The 68th Annual Conference of the Israel Heart Society in association with the Israel Society of Cardiothoracic Surgery

Percutaneous edge-to-edge transcatheter tricuspid regurgitation repair: A single israeli center case series

Doron Sudarsky 1,2 Fabio Kusniec 1,2 Ala Lubovich 1,2 Liza Grosman-Rimon 1,2 Wadia Kinany 1,2 Evgeny Hazanov 1,2 Michael Gelbstein 1,2 Edo Y Birati 1,2 Shemy Carasso 1,2
1Division of Cardiovascular Medicine, Baruch Padeh Medical Center, Israel
2The Azrieli Faculty of Medicine in the Galilee, Bar-Ilan University, Israel

Introduction

Transcatheter edge-to-edge tricuspid valve repair (TTVr) is an attractive treatment option for severe tricuspid regurgitation (TR) demonstrating, its feasibility, safety and effectiveness. Herein we report our preliminary experience with TTVr.

Materials and Methods

All procedures were performed using the Mitraclip® device using adopted technique.

Results and discussion

From July 2018 to march 2021, thirteen patients have undergone TTVr at Poriya medical center. Mean age was 72.9 ± 8.9 years; Five were female. Mean Euro-SCORE II was 12.5 ± 8.6%. Ten patients had New York Heart Association (NYHA) class ≥3. All suffered from TR≥4+. Ten patients had TR originating from antero-septal mal-coaptation and of them three had also postero-septal or TV center jets. In three cases TR rose solely from a postero-septal mal-coaptation.

Two patients underwent TV repair only while the rest had combined mitral and tricuspid valves (MV) repair. Successful TTVr was achieved in 12 patients (92.3%). Poor visualization of the TV prevented appropriate positioning of the device in one case, and septal leaflet detachment was seen after antero-septal deployment in another. A second clip was deployed next to it with stabilization. In one of the combined TMVr +TTVr cases a massive right to left shunt appeared after retraction of the delivery system, necessitating implantation of an ASD occluding device before treating the TV. TR severity was reduced by at least one level in all successful cases. There were no procedure-related complications.

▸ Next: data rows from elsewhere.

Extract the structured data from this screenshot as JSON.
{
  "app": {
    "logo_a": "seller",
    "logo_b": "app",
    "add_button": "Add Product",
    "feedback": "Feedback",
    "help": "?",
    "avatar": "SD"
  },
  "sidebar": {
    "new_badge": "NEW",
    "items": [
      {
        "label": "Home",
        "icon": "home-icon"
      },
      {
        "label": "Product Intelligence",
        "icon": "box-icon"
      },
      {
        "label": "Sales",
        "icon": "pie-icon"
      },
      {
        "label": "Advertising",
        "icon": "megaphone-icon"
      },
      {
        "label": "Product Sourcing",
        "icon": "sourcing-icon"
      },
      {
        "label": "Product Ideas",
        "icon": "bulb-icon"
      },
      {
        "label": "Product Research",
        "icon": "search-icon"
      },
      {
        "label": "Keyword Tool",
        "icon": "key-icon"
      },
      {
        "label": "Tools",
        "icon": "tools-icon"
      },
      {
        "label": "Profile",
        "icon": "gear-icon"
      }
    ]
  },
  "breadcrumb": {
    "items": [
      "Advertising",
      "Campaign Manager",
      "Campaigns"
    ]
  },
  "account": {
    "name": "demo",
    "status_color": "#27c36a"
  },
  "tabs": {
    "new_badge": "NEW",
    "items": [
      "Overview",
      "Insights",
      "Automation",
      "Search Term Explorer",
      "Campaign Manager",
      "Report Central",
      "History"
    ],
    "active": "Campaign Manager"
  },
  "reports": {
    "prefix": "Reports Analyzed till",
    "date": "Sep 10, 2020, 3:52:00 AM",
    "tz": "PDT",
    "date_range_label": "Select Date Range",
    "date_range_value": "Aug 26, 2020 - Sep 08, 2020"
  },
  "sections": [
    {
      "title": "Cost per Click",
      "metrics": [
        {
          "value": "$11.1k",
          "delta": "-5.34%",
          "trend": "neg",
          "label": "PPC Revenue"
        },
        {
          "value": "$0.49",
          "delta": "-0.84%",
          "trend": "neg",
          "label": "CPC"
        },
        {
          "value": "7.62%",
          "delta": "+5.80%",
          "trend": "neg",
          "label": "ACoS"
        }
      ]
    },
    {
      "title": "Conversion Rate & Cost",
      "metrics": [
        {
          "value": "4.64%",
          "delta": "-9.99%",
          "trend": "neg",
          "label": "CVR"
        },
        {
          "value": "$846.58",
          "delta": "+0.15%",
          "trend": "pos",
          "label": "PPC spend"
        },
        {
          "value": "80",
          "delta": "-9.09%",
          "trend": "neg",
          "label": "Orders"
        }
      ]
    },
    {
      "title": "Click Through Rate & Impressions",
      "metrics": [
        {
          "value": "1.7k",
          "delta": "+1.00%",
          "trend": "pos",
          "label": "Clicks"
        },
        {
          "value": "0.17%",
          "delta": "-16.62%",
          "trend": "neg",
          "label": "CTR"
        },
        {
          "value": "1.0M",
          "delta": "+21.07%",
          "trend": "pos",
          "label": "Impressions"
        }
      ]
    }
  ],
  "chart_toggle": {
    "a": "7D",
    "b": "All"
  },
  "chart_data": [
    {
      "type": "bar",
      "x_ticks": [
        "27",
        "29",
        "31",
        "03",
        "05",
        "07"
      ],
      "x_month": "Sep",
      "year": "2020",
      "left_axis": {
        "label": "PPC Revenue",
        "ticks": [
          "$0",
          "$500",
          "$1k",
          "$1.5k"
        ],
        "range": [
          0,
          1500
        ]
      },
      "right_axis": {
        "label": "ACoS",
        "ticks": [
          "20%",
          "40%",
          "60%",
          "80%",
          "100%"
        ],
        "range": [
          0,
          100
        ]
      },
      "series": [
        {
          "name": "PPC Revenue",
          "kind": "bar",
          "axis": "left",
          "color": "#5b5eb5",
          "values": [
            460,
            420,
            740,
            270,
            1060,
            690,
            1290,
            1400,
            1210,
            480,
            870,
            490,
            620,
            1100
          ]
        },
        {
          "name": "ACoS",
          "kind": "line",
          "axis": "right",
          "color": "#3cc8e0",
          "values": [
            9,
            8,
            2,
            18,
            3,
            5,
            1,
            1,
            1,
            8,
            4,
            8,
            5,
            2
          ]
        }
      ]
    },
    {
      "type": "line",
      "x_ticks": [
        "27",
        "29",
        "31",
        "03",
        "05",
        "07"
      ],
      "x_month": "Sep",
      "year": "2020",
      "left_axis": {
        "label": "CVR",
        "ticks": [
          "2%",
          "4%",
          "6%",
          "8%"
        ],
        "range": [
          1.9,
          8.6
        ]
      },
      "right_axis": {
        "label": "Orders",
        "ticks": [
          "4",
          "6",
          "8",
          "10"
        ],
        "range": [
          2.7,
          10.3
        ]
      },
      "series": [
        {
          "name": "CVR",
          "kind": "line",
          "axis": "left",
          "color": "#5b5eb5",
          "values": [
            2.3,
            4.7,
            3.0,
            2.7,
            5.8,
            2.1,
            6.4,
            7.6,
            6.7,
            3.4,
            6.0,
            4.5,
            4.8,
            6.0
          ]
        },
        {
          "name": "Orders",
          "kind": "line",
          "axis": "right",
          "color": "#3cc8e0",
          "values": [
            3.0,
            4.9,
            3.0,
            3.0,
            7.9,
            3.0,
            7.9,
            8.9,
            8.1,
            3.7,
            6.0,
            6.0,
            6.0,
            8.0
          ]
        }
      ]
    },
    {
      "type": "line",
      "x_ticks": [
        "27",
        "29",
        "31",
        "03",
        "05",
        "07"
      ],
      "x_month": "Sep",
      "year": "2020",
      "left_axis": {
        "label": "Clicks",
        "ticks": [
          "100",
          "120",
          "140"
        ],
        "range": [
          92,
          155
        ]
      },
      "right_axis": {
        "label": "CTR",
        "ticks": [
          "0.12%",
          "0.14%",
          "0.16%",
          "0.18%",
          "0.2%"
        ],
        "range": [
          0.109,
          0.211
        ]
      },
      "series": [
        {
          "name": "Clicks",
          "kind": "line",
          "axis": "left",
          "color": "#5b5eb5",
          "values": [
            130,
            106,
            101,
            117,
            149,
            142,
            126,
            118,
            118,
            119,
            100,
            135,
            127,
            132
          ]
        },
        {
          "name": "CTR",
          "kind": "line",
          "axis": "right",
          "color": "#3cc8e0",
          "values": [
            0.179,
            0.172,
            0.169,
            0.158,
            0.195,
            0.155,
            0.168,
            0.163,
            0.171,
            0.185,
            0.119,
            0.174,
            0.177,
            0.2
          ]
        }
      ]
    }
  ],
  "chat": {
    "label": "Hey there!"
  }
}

Follow-up time ranged from 1 to 28 months (mean 6.9 ± 6.8 months). During this period one patient with failed TTVr died after 3 months from heart failure complications. Another patient died after 13 months from a non-cardiac related cause. All remaining patients are alive and experiencing improvement of heart failure symptoms and functional capacity.

Conclusion

Edge-to-edge TTVr is highly feasible and associated with improved patient symptoms.